Soaring inflation is going to be around for a while.
June 15, 2022, the Fed will almost certainly announce another rate increase to fight against it.
After May’s half-point hike, many are expecting another one. But increasingly, more expect three-quarters of a point on June 15th. (Update: The FOMC indeed raised 0.75%)
Higher interest rates decrease demand. There’s another name for substantially decreased demand. It’s called a recession.
Capitalism is not inherently inflationary.
Sure, as employers’ demand for labor rises, that’s inflationary.
But as businesses compete to offer goods and services at the lowest price, that’s deflationary.
Libertarians are quick to point out that America has too much government intervention to be considered a truly capitalist economy anymore.
Some have speculated that politicians are plotting another stimulus check drop on American citizens so that they can deal with inflation.
Sheesh, this policy blunder would be like shooting a man that’s already dead.
This absurd approach of “printing up currency” is to help people deal with the consequences of… well, “printing up currency”.
Think it’s preposterous?
Well, Quebec is actually doing this. They’re issuing $500 stimulus checks to help the Canadian province’s residents deal with inflation.
In any case, a look at history tells us that we could be in for high inflation for a full decade.
Make financial decisions accordingly.
With the rate hikes, major markets are faltering so much that some stocks’price-to-earnings ratios have actually returned to historically justifiable levels for some.
But not around here. Stocks don’t build wealth; here’s my explainer video on why.
Major stock indices are as directionless as a thought leader locked out of Twitter.
Cryptocurrencies are in an all-out historic meltdown. More volatile than stocks, many have lost 50%-60%+ of their value just this year. In recent days:
- Crypto trading platforms halted withdrawals
- Companies cut jobs
- Panicked investors dumped their holdings
The public is finally dismissing promoters’ claims of “I made $50k on doodoo coin. So you can you!”.

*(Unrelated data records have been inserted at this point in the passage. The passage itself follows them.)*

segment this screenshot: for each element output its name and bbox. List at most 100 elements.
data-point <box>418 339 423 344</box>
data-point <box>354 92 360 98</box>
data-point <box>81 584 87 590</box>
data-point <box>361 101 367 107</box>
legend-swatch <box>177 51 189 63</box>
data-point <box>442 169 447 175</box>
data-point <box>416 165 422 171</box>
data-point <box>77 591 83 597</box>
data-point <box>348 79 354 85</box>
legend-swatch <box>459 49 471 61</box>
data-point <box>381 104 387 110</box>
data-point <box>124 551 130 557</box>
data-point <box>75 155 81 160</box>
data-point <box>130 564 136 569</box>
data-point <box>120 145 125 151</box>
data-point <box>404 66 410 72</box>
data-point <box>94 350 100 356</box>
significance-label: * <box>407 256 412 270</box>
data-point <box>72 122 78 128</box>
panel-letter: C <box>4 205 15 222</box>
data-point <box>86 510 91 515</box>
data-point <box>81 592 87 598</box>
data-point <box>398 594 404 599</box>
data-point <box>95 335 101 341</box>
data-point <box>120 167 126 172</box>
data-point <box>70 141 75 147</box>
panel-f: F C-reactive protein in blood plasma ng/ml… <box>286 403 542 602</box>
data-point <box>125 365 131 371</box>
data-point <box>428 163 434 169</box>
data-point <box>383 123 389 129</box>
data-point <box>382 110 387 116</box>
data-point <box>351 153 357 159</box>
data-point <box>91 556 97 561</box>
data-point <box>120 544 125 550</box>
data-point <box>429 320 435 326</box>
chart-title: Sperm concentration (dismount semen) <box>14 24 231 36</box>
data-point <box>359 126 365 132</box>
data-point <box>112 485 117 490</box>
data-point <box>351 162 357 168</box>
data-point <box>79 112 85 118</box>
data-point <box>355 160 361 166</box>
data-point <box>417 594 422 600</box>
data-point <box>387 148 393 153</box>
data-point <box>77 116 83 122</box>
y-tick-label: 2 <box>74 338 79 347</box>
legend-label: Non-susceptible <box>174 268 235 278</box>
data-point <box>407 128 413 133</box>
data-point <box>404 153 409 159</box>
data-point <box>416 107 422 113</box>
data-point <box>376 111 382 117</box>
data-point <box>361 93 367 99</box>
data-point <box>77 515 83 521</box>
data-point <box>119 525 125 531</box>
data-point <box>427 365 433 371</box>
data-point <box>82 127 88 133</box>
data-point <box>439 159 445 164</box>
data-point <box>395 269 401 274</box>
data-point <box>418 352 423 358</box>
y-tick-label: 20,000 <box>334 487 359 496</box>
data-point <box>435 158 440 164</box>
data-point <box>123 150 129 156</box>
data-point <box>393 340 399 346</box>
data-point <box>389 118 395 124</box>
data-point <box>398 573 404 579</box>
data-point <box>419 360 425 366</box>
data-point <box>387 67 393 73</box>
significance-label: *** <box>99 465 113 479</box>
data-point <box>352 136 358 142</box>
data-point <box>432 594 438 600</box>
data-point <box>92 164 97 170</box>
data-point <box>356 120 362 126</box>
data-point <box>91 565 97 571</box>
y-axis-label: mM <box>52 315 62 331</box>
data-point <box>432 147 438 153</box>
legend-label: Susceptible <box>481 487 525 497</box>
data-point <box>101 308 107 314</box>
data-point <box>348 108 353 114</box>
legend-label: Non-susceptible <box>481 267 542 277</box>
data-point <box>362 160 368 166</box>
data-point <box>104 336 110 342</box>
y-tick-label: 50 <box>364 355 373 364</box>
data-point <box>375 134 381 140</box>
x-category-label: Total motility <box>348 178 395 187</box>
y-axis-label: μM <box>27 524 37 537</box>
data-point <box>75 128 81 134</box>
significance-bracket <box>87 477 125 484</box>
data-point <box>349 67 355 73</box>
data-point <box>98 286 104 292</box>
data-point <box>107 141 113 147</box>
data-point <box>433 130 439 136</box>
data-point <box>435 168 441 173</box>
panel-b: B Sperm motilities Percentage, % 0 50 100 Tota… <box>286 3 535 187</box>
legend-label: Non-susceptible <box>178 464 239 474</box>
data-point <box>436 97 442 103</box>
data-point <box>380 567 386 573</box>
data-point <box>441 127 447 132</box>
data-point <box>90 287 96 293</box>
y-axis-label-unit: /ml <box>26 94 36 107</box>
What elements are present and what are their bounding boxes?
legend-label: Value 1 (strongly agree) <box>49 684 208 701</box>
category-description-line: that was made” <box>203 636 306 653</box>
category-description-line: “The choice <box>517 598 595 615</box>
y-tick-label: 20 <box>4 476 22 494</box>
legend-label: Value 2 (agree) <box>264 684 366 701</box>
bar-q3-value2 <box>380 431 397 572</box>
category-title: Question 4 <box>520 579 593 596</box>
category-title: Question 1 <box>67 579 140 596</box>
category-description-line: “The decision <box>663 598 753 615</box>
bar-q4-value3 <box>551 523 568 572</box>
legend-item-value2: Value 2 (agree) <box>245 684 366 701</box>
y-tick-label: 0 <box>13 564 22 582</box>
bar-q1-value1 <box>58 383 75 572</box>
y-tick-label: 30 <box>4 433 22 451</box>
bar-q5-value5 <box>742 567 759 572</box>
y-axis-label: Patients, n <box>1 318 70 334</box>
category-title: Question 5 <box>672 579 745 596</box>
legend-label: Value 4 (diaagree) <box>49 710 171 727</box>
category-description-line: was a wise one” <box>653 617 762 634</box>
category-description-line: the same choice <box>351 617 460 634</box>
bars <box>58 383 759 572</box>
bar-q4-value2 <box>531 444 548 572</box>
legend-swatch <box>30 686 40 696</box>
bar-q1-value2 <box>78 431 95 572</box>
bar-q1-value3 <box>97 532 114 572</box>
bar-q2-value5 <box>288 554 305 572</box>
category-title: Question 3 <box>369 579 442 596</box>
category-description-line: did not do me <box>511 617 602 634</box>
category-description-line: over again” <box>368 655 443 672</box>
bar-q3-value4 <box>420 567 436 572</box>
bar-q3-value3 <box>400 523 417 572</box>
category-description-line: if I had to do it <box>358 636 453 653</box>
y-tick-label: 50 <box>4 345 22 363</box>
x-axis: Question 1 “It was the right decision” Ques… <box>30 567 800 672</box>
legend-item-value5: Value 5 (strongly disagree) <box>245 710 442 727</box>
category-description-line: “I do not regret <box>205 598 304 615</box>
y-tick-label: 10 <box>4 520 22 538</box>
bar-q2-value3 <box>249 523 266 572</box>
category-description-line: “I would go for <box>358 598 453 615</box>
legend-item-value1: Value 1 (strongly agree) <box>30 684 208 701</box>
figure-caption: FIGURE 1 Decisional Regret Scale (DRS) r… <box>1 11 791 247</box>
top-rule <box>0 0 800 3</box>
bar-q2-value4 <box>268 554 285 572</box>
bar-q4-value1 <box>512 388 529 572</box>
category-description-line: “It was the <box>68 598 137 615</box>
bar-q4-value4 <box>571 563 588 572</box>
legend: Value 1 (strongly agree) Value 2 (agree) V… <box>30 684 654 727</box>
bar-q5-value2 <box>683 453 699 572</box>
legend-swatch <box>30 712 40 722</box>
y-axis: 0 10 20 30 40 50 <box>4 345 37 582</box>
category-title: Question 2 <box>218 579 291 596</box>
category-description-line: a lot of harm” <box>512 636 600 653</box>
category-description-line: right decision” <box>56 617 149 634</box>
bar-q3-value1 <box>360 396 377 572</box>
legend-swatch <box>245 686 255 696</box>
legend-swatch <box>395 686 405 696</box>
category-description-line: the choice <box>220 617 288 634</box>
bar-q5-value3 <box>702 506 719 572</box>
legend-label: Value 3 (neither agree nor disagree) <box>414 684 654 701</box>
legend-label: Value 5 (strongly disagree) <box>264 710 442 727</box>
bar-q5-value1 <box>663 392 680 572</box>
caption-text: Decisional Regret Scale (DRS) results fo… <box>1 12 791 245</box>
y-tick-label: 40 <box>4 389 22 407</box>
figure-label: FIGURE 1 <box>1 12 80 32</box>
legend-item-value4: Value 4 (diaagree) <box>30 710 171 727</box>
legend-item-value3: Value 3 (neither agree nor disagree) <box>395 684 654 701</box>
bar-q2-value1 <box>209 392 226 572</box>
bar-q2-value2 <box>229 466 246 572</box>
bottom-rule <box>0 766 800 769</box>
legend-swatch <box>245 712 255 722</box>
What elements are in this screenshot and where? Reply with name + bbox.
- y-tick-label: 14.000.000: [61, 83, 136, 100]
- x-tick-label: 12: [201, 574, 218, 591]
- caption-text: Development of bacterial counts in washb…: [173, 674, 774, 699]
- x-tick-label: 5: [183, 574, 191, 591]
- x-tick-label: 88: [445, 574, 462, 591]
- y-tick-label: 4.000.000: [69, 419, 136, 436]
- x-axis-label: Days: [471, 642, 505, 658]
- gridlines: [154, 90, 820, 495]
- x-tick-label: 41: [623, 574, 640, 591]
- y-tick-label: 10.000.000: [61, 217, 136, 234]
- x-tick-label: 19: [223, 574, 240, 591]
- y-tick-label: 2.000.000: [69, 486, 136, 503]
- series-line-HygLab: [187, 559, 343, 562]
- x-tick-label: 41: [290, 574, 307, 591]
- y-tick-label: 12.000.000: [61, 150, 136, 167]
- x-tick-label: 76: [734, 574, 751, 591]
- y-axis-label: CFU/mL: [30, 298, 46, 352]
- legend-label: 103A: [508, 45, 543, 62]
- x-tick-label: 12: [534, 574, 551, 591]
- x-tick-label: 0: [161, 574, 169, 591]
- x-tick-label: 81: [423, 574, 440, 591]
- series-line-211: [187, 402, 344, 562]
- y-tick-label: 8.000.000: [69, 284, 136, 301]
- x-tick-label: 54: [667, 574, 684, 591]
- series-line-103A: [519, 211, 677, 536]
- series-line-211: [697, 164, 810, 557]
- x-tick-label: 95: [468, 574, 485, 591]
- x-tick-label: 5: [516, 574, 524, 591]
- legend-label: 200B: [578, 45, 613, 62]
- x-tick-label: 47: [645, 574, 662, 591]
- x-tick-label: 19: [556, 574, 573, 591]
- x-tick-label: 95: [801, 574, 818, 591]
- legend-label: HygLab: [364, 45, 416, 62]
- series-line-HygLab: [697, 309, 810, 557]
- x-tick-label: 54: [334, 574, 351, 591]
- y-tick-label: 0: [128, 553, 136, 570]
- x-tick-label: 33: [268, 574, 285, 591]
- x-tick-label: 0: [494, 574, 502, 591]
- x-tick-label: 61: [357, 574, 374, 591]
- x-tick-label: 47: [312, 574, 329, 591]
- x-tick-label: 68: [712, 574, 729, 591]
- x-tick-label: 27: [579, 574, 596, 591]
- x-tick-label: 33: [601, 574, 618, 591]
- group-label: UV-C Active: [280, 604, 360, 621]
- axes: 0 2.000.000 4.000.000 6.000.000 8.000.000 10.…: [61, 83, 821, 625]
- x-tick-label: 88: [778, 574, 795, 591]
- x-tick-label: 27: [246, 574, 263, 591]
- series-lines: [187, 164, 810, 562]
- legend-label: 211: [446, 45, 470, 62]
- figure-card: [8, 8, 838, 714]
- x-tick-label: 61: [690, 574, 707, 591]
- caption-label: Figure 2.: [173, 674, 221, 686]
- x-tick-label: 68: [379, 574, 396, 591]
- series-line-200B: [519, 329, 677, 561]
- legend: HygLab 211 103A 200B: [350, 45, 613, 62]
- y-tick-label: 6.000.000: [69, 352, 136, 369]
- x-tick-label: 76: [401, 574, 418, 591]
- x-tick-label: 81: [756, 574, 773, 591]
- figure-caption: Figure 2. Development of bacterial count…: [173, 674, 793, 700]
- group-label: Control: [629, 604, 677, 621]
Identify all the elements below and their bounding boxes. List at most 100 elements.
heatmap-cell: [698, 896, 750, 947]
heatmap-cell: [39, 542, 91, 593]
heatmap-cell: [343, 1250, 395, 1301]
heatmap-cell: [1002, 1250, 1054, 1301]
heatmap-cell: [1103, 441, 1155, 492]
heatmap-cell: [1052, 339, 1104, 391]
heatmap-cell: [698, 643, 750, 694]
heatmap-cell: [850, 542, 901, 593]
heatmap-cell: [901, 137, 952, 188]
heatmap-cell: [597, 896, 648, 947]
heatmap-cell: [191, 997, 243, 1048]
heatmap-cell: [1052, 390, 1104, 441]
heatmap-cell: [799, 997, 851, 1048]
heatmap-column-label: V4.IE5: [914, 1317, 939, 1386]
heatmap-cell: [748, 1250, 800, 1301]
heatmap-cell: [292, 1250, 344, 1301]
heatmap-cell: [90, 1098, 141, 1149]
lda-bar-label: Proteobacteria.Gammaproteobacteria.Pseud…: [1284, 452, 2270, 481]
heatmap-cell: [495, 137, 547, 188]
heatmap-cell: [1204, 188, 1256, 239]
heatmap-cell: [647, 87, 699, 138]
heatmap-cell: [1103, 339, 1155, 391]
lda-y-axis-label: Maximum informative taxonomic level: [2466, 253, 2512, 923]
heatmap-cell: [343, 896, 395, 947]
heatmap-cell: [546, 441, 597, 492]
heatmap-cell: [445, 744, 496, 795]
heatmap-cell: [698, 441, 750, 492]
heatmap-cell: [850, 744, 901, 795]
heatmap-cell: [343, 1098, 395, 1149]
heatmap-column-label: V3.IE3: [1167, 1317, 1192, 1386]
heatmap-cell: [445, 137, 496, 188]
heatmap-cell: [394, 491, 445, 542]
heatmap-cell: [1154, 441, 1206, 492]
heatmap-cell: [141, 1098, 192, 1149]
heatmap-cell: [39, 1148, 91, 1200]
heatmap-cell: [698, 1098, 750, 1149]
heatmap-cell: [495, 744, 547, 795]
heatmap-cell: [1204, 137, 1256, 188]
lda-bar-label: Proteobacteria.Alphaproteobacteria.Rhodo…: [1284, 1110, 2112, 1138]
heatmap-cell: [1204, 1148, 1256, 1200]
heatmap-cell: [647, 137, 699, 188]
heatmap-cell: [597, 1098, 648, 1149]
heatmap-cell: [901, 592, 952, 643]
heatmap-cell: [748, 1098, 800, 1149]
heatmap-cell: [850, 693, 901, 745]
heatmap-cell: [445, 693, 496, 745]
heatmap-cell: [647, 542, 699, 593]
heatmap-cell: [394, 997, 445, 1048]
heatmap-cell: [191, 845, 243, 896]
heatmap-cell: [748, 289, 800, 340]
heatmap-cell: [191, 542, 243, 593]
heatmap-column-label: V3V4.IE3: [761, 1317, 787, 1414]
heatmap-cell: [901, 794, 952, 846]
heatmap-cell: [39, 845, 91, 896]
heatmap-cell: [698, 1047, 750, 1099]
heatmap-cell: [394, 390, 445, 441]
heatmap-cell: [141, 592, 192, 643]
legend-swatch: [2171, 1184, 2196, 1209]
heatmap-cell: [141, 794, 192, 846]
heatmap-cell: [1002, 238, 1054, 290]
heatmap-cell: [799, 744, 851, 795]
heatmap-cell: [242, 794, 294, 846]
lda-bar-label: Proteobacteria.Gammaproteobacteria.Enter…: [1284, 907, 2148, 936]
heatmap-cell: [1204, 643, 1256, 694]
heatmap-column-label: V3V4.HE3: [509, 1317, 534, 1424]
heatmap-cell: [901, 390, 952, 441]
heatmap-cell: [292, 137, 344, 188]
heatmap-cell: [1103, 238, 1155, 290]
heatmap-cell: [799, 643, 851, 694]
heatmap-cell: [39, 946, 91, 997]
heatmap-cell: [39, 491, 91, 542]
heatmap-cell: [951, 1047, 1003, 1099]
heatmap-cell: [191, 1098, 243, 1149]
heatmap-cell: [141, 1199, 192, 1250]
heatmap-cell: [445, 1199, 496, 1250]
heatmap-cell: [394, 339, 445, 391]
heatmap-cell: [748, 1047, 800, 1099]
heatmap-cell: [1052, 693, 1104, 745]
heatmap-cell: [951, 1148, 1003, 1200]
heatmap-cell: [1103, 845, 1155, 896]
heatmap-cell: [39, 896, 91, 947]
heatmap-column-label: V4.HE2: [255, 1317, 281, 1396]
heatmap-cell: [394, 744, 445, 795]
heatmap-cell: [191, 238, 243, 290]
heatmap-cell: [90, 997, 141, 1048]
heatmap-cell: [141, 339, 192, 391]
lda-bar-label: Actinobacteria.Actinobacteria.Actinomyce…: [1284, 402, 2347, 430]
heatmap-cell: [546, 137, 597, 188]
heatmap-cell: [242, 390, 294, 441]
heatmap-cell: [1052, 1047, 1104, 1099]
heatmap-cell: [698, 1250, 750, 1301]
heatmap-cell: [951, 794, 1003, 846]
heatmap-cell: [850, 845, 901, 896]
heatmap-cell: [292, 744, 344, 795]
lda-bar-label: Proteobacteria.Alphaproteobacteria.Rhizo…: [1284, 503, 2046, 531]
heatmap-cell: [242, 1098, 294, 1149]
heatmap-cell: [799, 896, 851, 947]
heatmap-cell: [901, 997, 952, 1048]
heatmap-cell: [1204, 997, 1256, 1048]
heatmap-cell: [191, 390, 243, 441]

Let’s Go Brandon Coin, now worth $0.00, makes Dogecoin look like some sort of respectable family heirloom.
Each of these “risk assets”, tech stocks and crypto, are more sensitive to Fed interest rate hikes than real estate.
Then where to look?
Well, some feel that the “true rate of inflation” is 20% today. That’s how much prosperity one loses by storing cash.
(I believe it’s wise to hold at least 3-5% of your real estate portfolio’s value in cash.)
Follow the money. Big institutional buyers like American Homes 4 Rent keep plowing money into real estate, especially single-family rental homes.
Though the institutional share is increasing, the overwhelming majority of homes are still bought by individuals like you.
In the fourth quarter of 2021, institutional buyers comprised 18% of home purchases.
As affordability clamps down on wannabe first-time homebuyers, unfortunately, many of these fine people never make it to the closing table.
Instead, they’re increasingly your renter.
Rent price growth is predicted to outpace home price growth this year.
Though some measures are lower, Rent.com’s Rent Report shows an astounding 26% annual national rent increase.
While many major markets are struggling with a streak of Fed rate hikes that could drag on longer than the final two minutes of an NBA game…
…for real estate investors, the rent just keeps flowing in.